Segundo Deleuze, “um rizoma não começa nem conclui, ele se encontra sempre no meio, entre as coisas, inter-ser, intermezzo. A árvore é filiação, mas o rizoma é aliança, unicamente aliança. A árvore impõe o verbo “ser”, mas o rizoma tem como tecido a conjunção “e… e… e…” Há nesta conjunção força suficiente para sacudir e desenraizar o verbo ser” (DELEUZE; GUATTARI, 1995, p. 36). Este tipo de planejamento participativo não se orientou por uma lógica evolutiva e sim por devires. Dentre estes, devires esquecidos, bloqueados, alguns estavam enterrados, dados como mortos.

Por isso tudo eu canto em Guarani, português e espanhol.

Referências

ALMEIDA, Ricardo. Os outros espelhos enterrados. In: Sul21. [Publicação digital]. 2015. Disponível em: https://www.sul21.com.br/jornal/os-outros-espelhos-enterrados-por-ricardo-almeida>. Acesso em: 12 dez. 2017.
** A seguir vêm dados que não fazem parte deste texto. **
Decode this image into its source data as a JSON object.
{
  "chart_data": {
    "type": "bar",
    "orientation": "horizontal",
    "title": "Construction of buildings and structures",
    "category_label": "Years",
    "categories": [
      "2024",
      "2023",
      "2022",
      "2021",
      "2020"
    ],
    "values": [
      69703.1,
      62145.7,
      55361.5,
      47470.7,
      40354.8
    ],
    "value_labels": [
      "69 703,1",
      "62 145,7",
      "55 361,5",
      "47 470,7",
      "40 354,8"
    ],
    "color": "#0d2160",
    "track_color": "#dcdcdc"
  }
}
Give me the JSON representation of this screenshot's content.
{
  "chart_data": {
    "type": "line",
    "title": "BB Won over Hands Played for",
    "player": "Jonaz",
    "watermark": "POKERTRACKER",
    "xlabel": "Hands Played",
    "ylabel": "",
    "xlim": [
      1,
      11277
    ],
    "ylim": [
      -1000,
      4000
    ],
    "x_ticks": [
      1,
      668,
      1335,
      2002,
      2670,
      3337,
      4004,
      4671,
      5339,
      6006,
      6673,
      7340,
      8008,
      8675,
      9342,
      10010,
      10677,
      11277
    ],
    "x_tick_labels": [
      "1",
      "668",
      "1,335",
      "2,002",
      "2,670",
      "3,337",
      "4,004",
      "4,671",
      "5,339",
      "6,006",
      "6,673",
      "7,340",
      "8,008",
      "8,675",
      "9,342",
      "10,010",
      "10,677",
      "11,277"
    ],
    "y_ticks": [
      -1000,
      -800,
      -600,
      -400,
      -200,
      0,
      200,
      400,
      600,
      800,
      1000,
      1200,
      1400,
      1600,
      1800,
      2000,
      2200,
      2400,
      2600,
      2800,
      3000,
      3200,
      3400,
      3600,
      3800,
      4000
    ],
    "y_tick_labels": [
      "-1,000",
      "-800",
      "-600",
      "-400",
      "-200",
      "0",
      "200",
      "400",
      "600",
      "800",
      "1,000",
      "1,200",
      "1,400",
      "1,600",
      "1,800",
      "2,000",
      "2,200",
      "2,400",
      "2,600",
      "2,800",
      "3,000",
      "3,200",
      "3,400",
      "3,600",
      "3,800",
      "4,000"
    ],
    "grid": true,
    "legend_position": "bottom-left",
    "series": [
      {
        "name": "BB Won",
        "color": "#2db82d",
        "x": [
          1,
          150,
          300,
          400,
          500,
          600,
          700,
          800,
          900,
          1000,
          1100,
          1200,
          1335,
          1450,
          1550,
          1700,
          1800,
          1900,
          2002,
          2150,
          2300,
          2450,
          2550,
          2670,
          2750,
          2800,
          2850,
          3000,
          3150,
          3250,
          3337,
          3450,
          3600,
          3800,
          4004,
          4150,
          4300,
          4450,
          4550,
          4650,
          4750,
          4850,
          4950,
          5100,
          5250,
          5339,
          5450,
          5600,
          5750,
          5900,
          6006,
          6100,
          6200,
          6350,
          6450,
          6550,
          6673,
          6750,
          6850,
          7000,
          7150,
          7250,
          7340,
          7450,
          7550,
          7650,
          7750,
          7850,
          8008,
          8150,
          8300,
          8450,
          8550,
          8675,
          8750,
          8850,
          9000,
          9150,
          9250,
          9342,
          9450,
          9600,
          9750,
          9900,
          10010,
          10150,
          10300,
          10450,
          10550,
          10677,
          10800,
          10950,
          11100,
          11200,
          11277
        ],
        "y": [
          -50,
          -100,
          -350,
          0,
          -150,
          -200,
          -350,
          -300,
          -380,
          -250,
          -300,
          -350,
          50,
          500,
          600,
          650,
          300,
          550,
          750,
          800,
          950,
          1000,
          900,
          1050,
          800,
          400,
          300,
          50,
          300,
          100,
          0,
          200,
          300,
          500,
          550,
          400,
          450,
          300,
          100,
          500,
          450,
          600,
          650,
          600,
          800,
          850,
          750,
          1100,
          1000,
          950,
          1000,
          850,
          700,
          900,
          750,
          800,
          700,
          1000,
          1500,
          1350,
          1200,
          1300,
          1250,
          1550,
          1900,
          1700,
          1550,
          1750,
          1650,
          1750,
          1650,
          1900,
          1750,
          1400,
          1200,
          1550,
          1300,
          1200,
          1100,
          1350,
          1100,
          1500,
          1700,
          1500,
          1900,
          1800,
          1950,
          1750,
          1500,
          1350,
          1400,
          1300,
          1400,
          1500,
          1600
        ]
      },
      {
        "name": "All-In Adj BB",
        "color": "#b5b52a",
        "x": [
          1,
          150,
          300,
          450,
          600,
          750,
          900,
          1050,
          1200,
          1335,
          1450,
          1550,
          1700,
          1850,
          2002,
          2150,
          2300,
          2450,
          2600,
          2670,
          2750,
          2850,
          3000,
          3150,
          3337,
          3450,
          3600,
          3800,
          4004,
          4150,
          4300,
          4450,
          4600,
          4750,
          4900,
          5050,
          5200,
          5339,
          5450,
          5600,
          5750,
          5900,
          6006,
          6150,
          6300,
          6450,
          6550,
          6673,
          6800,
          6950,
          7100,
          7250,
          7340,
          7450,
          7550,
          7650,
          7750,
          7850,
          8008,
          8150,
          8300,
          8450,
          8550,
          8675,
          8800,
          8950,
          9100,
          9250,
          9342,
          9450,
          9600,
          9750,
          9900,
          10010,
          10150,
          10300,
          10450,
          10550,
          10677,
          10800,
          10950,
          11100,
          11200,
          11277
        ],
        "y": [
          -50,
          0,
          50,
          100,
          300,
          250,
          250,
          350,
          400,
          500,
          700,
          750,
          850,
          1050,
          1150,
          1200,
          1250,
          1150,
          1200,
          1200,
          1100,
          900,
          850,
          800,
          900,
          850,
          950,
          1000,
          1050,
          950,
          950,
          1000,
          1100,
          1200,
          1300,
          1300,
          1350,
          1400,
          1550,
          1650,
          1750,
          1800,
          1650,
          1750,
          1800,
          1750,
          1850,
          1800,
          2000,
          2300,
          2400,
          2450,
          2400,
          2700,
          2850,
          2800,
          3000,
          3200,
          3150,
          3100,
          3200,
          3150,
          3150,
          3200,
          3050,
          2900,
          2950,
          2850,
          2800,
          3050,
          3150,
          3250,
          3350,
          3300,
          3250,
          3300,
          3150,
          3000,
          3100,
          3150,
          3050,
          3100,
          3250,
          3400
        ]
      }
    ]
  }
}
BRASIL. Ministério da Integração Nacional. Proposta de Reestruturação do Plano de Desenvolvimento da Faixa de Fronteira – PDFF. Rio de Janeiro: Grupo Retis – UFRJ. IV, 2005.

CARPENTIER, Alejo. Obras escogidas. Santiago de Chile: Editorial Andres Bello, 1993.

DELEUZE, Gilles; GUATTARI, Félix. Mil platôs - capitalismo e esquizofrenia. Rio de Janeiro: Editora 34, 1995. 1 v.

FREIRE, Paulo. Pedagogia da autonomia. Saberes necessários à prática educativa. São Paulo: Editora Paz e Terra, 1996.

HOCK, Dee. Nascimento da era caórdica. 5. ed. São Paulo: Cultrix, 2006.

RAMA, Ángel. Transculturación narrativa en América Latina. 1. ed. México: Siglo XXI, 1984.